La solution évidente que personne ne veut prendre
Il existe une solution simple, évidente, immédiate : rouvrir le gouvernement. Adopter un budget de continuité qui maintient les programmes existants le temps de négocier une réforme plus large. C’est ce qui s’est toujours fait lors des précédents shutdowns. Mais cette fois, les deux camps refusent de céder. Les Républicains veulent imposer leur vision radicale inscrite dans le One Big Beautiful Bill Act. Les Démocrates refusent d’accepter des coupes massives dans les programmes sociaux et l’élimination des crédits d’impôt de l’ACA. Et pendant que les élus se livrent à cette guerre d’ego, ce sont les civils qui paient le prix. Des experts en négociation politique suggèrent qu’un compromis pourrait inclure une prolongation temporaire des crédits d’impôt de l’ACA en échange de certaines réformes du SNAP—comme des exigences de travail renforcées pour les adultes sans enfants. Mais même ces compromis sont rejetés par les ailes radicales des deux partis. À gauche, on refuse toute conditionnalité supplémentaire qui exclurait des bénéficiaires vulnérables. À droite, on refuse tout ce qui ressemble à une « victoire » démocrate. Le centre de gravité politique s’est tellement déplacé vers les extrêmes que toute forme de pragmatisme est devenue politiquement toxique.
Conclusion
L’affaire du SNAP en novembre 2025 restera comme un moment de vérité brutal pour l’Amérique. Elle a révélé, de manière crue et incontestable, ce que beaucoup refusaient de voir : que le Project 2025 n’était pas une théorie du complot ou une exagération partisane, mais un programme politique réel, appliqué méthodiquement, avec des conséquences dévastatrices pour les plus vulnérables. Elle a exposé la vacuité des discours conservateurs sur les « valeurs chrétiennes » et la « protection de la vie »—comment peut-on prétendre défendre la vie tout en affamant délibérément 42 millions de personnes, dont une majorité d’enfants, de personnes âgées et de personnes handicapées ? Elle a démontré que la cruauté n’est pas un bug du système politique actuel, mais une fonctionnalité—un outil consciemment utilisé pour forcer des concessions, punir les adversaires, et maintenir un rapport de force favorable.
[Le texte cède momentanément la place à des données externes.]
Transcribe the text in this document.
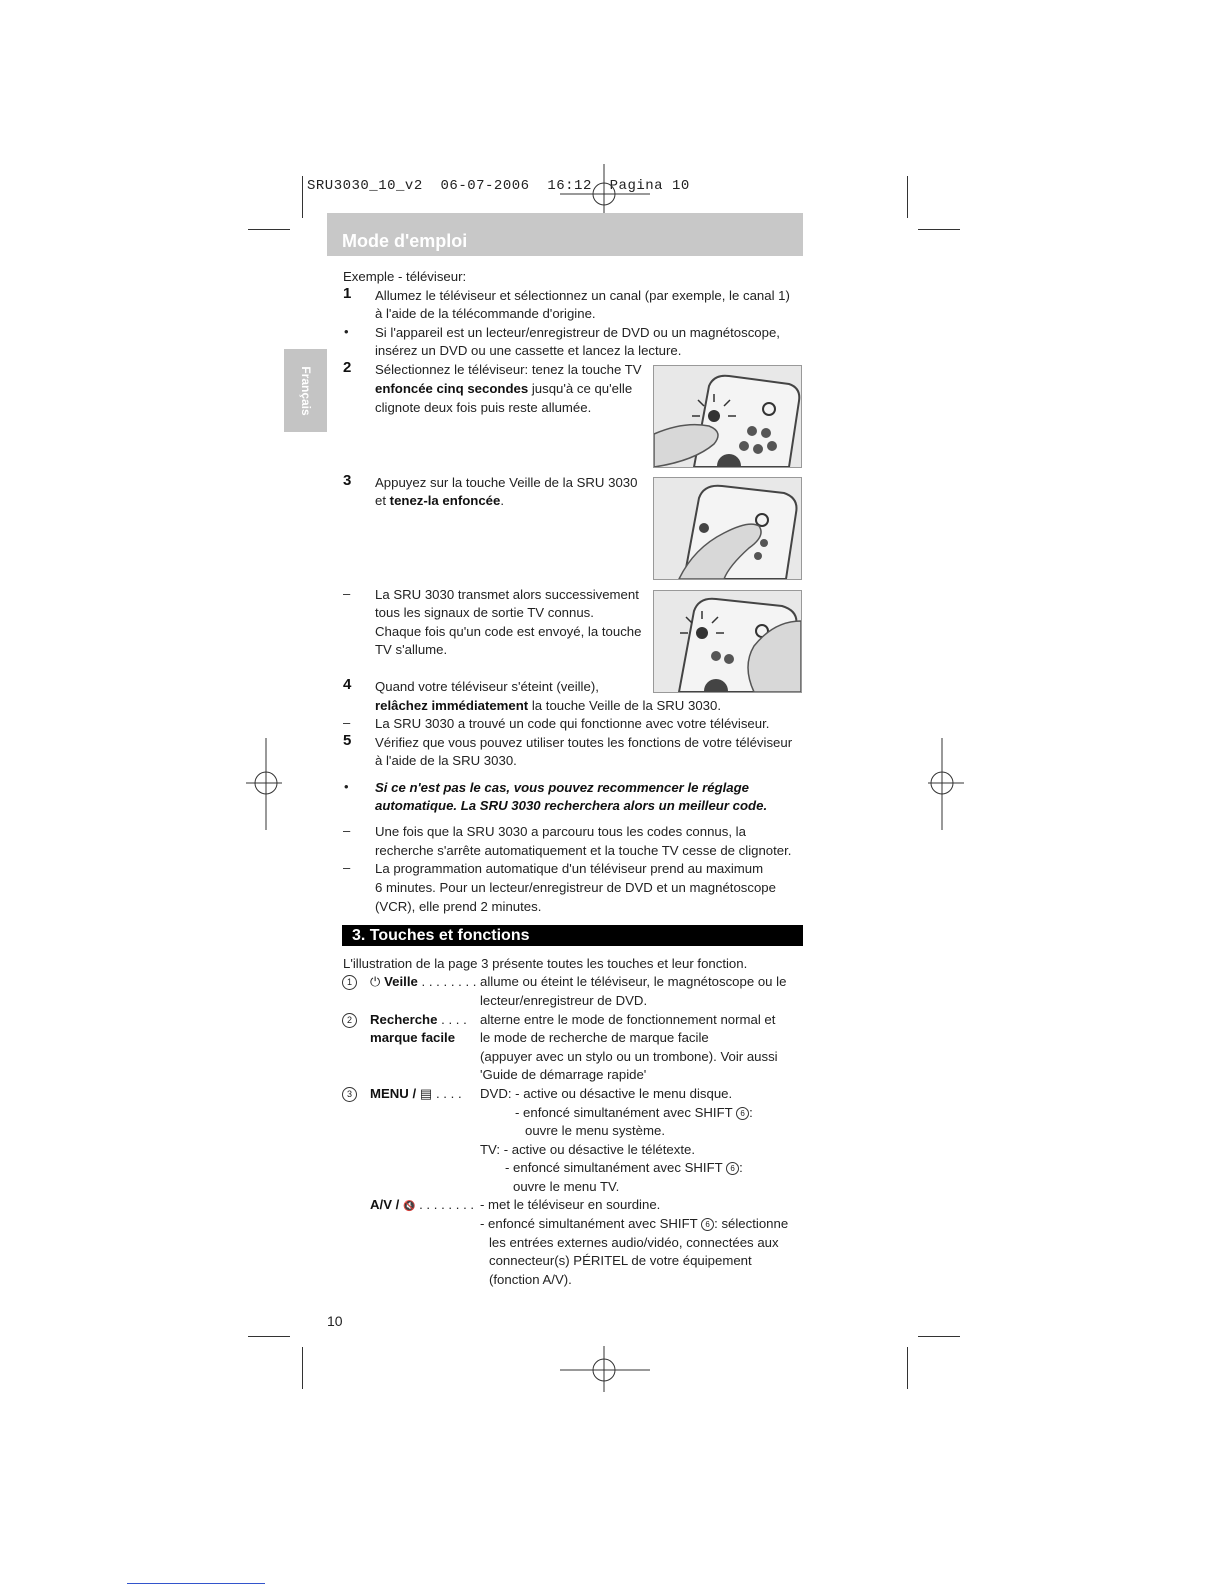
SRU3030_10_v2  06-07-2006  16:12  Pagina 10
Mode d'emploi
Français
Exemple - téléviseur:
1 Allumez le téléviseur et sélectionnez un canal (par exemple, le canal 1)
à l'aide de la télécommande d'origine.
• Si l'appareil est un lecteur/enregistreur de DVD ou un magnétoscope,
insérez un DVD ou une cassette et lancez la lecture.
2 Sélectionnez le téléviseur: tenez la touche TV
enfoncée cinq secondes jusqu'à ce qu'elle
clignote deux fois puis reste allumée.
3 Appuyez sur la touche Veille de la SRU 3030
et tenez-la enfoncée.
– La SRU 3030 transmet alors successivement
tous les signaux de sortie TV connus.
Chaque fois qu'un code est envoyé, la touche
TV s'allume.
4 Quand votre téléviseur s'éteint (veille),
relâchez immédiatement la touche Veille de la SRU 3030.
– La SRU 3030 a trouvé un code qui fonctionne avec votre téléviseur.
5 Vérifiez que vous pouvez utiliser toutes les fonctions de votre téléviseur
à l'aide de la SRU 3030.
• Si ce n'est pas le cas, vous pouvez recommencer le réglage
automatique. La SRU 3030 recherchera alors un meilleur code.
– Une fois que la SRU 3030 a parcouru tous les codes connus, la
recherche s'arrête automatiquement et la touche TV cesse de clignoter.
– La programmation automatique d'un téléviseur prend au maximum
6 minutes. Pour un lecteur/enregistreur de DVD et un magnétoscope
(VCR), elle prend 2 minutes.
3. Touches et fonctions
L'illustration de la page 3 présente toutes les touches et leur fonction.
1	⏻ Veille . . . . . . . . allume ou éteint le téléviseur, le magnétoscope ou le
lecteur/enregistreur de DVD.
2	Recherche . . . .
marque facile
alterne entre le mode de fonctionnement normal et
le mode de recherche de marque facile
(appuyer avec un stylo ou un trombone). Voir aussi
'Guide de démarrage rapide'
3	MENU / ▤ . . . . DVD: - active ou désactive le menu disque.
- enfoncé simultanément avec SHIFT 6 :
ouvre le menu système.
TV: - active ou désactive le télétexte.
- enfoncé simultanément avec SHIFT 6 :
ouvre le menu TV.
A/V / 🔇 . . . . . . . . - met le téléviseur en sourdine.
- enfoncé simultanément avec SHIFT 6 : sélectionne
les entrées externes audio/vidéo, connectées aux
connecteur(s) PÉRITEL de votre équipement
(fonction A/V).
10
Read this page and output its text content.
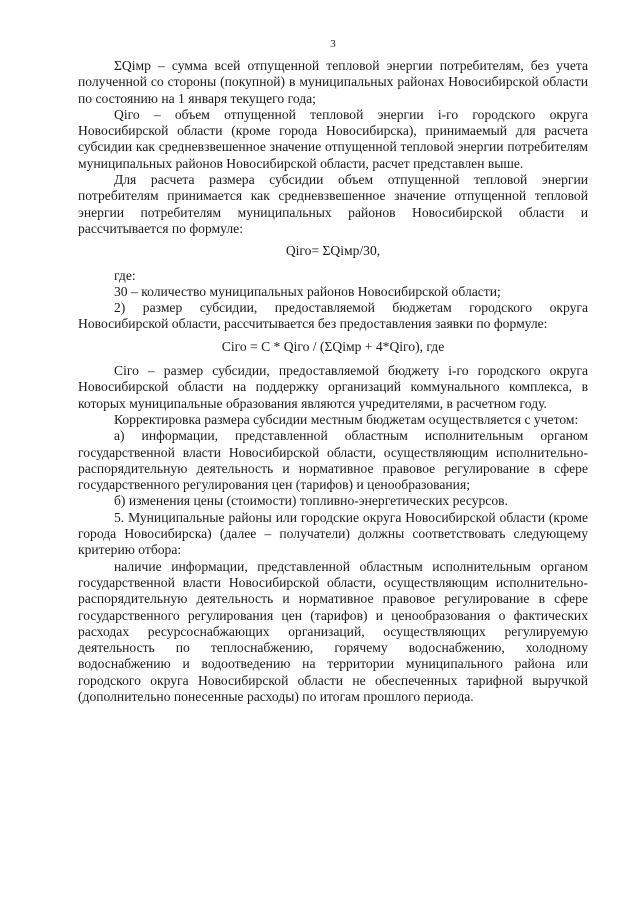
3

ΣQiмр – сумма всей отпущенной тепловой энергии потребителям, без учета полученной со стороны (покупной) в муниципальных районах Новосибирской области по состоянию на 1 января текущего года;

Qiго – объем отпущенной тепловой энергии i-го городского округа Новосибирской области (кроме города Новосибирска), принимаемый для расчета субсидии как средневзвешенное значение отпущенной тепловой энергии потребителям муниципальных районов Новосибирской области, расчет представлен выше.

Для расчета размера субсидии объем отпущенной тепловой энергии потребителям принимается как средневзвешенное значение отпущенной тепловой энергии потребителям муниципальных районов Новосибирской области и рассчитывается по формуле:

Qiго= ΣQiмр/30,

где:

30 – количество муниципальных районов Новосибирской области;

2) размер субсидии, предоставляемой бюджетам городского округа Новосибирской области, рассчитывается без предоставления заявки по формуле:

Ciго = С * Qiго / (ΣQiмр + 4*Qiго), где

Ciго – размер субсидии, предоставляемой бюджету i-го городского округа Новосибирской области на поддержку организаций коммунального комплекса, в которых муниципальные образования являются учредителями, в расчетном году.

Корректировка размера субсидии местным бюджетам осуществляется с учетом:

а) информации, представленной областным исполнительным органом государственной власти Новосибирской области, осуществляющим исполнительно-распорядительную деятельность и нормативное правовое регулирование в сфере государственного регулирования цен (тарифов) и ценообразования;

б) изменения цены (стоимости) топливно-энергетических ресурсов.

5. Муниципальные районы или городские округа Новосибирской области (кроме города Новосибирска) (далее – получатели) должны соответствовать следующему критерию отбора:

наличие информации, представленной областным исполнительным органом государственной власти Новосибирской области, осуществляющим исполнительно-распорядительную деятельность и нормативное правовое регулирование в сфере государственного регулирования цен (тарифов) и ценообразования о фактических расходах ресурсоснабжающих организаций, осуществляющих регулируемую деятельность по теплоснабжению, горячему водоснабжению, холодному водоснабжению и водоотведению на территории муниципального района или городского округа Новосибирской области не обеспеченных тарифной выручкой (дополнительно понесенные расходы) по итогам прошлого периода.
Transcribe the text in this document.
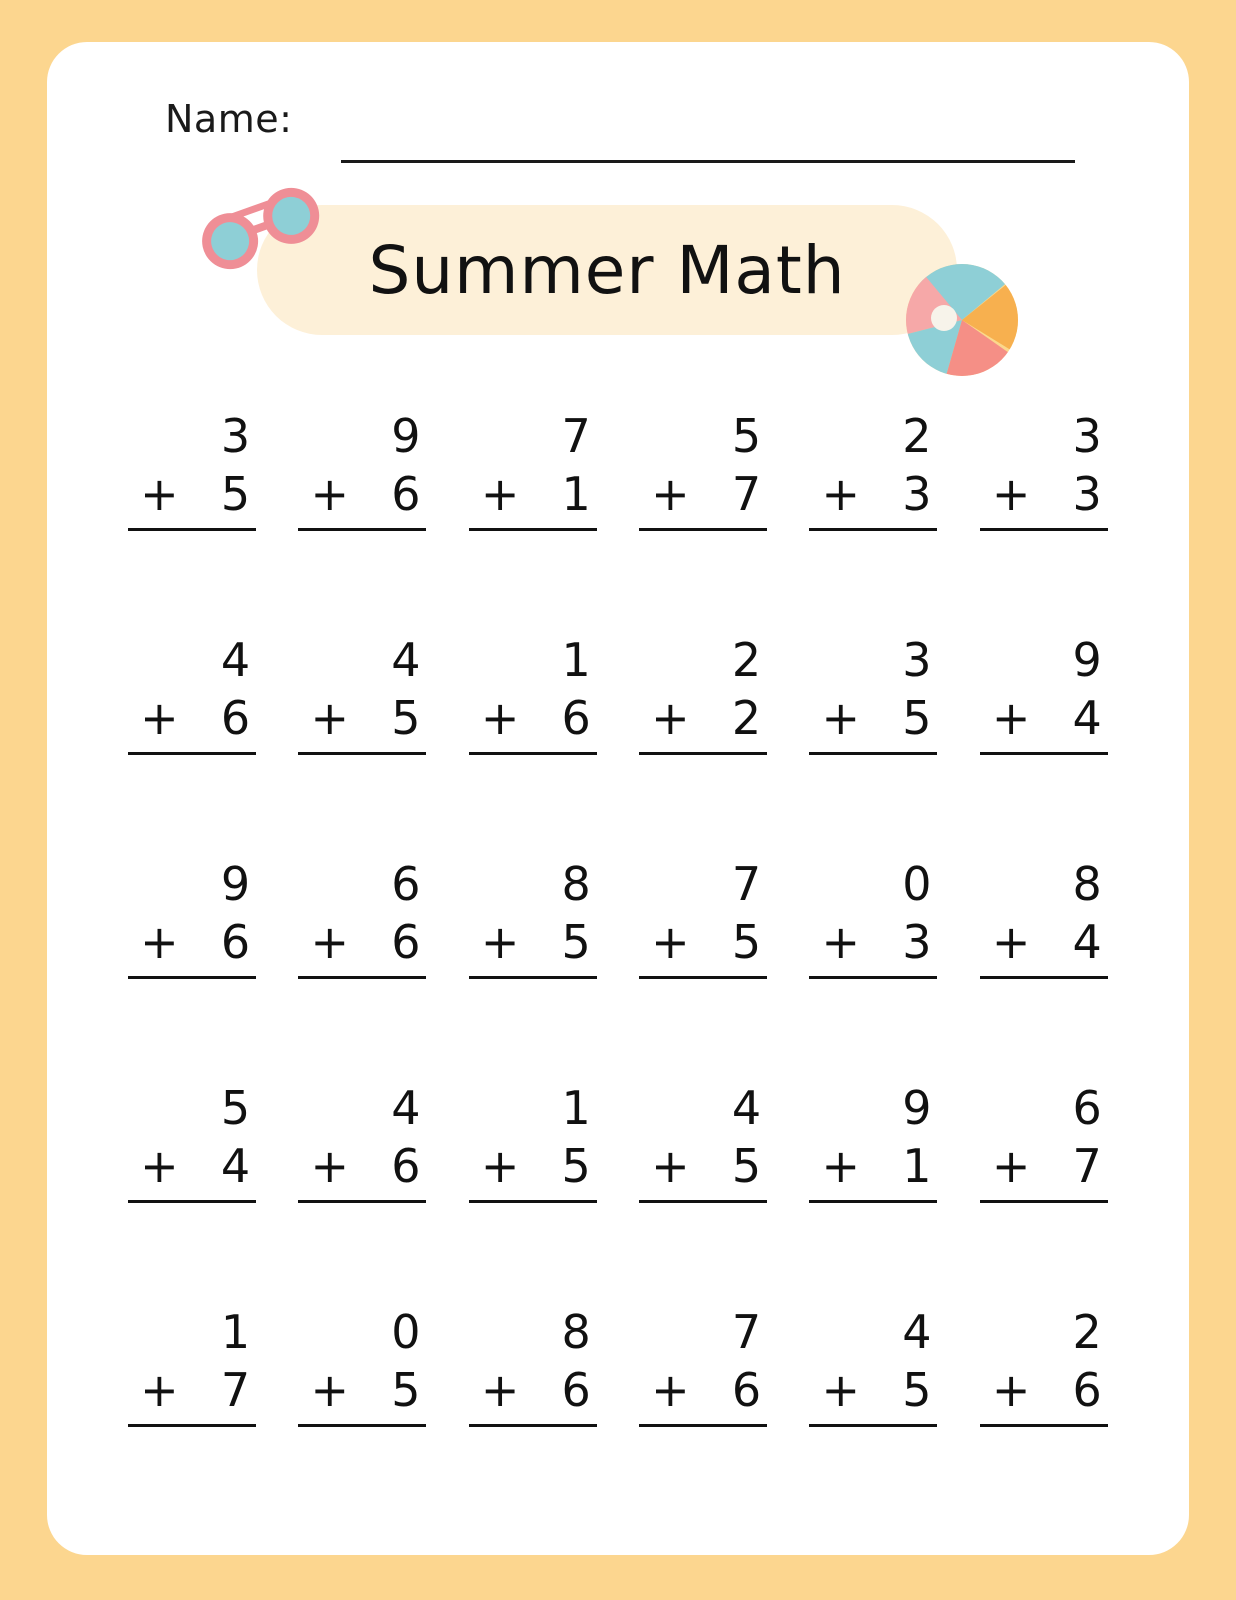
Name:
Summer Math
3
+ 5
9
+ 6
7
+ 1
5
+ 7
2
+ 3
3
+ 3
4
+ 6
4
+ 5
1
+ 6
2
+ 2
3
+ 5
9
+ 4
9
+ 6
6
+ 6
8
+ 5
7
+ 5
0
+ 3
8
+ 4
5
+ 4
4
+ 6
1
+ 5
4
+ 5
9
+ 1
6
+ 7
1
+ 7
0
+ 5
8
+ 6
7
+ 6
4
+ 5
2
+ 6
Ronald Lubrant avait raison : pour des millions d’Américains, la suspension du SNAP est une sentence de mort. Pas immédiate, pas spectaculaire, mais progressive, insidieuse, implacable. On ne meurt pas en un jour quand on ne mange pas—on s’affaiblit, on tombe malade, on perd ses forces, on abandonne. Et c’est exactement ce que l’administration Trump et les Républicains du Congrès ont choisi d’infliger à leurs concitoyens les plus démunis. Au nom de quoi ? De principes budgétaires abstraits ? D’une idéologie punitive qui considère la pauvreté comme une faute morale ? D’un calcul politique cynique qui parie sur l’oubli et la passivité des électeurs ? Peu importe, au fond. Le résultat est le même : des enfants ont faim, des vieillards désespèrent, des familles se disloquent. Et pendant ce temps, l’Amérique—cette nation qui se prétend la plus riche, la plus puissante, la plus vertueuse du monde—gaspille 400 milliards de dollars de nourriture chaque année. Si ce n’est pas une condamnation morale sans appel de notre civilisation, je ne sais pas ce qui pourrait l’être.